Max Sport
- Type: Private
- Country: Bulgaria
- Broadcast area: Bulgaria
- Headquarters: Sofia, Bulgaria

Programming
- Language: Bulgarian
- Picture format: 1080i HDTV

Ownership
- Owner: A1 Bulgaria

History
- Launched: 14 January 2017
- Former names: Mtel Sport

Links
- Website: maxsport.live

= Max Sport =

Max Sport (formerly known as "Mtel Sport") are group of Bulgarian paid television channels, owned by A1 Bulgaria. The two channels from the group, along with the sports channel EDGEsport, owned by IMG Media, forms the paid "Max Sport" pack, which is offered exclusively for A1 and blizoo television customers.

==History==
The first channel from the group – Max Sport 1, was launched on 14 January 2017, while the second one – Max Sport 2 was launched on 1 March 2017. The channels airs sports events such as football from the Italian Serie A, Spanish La Liga, Dutch Eredivisie, Russian Premier League, Ukrainian Premier League and the Chinese Super League, Basketball from EuroLeague, Volleyball, the ATP World Tour, athletics from IAAF Diamond League, NHL, NFL, MotoGP, NASCAR, the FIA World Rallycross Championship, UFC, boxing and others.
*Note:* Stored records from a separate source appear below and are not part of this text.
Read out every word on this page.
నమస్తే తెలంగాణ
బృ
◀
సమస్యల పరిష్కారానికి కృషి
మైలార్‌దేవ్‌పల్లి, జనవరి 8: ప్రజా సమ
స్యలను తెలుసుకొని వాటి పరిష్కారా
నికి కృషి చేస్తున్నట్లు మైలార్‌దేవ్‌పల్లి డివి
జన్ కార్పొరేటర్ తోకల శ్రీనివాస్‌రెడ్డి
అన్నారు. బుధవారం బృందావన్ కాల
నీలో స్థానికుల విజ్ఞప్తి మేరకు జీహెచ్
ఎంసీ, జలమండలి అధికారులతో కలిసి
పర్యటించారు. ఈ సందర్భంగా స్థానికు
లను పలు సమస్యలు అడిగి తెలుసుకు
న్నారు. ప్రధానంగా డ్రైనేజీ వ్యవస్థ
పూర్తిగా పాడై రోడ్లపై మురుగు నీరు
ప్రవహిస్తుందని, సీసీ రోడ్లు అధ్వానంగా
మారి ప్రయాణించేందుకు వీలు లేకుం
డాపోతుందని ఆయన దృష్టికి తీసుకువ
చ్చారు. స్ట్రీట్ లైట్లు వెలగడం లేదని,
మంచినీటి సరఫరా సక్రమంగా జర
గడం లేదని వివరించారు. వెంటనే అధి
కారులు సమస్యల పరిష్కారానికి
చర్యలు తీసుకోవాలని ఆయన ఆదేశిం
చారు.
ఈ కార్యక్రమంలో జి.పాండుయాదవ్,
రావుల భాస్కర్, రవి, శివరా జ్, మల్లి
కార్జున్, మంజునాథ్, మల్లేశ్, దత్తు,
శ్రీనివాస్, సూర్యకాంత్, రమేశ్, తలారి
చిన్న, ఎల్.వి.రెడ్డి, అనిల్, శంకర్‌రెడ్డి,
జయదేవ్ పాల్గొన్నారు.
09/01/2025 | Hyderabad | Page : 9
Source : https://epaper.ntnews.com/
In October 2018, Max Sport 3 was created with new content on board - UEFA Champions League and the Spanish La Liga. In the middle of January 2019 A1 launched Max Sport 4 with more football content - Copa Libertadores, MLS, Cup of France, Cup of Turkey.

After Mtel was rebranded to A1 Bulgaria in May 2018, Mtel Sport became Max Sport.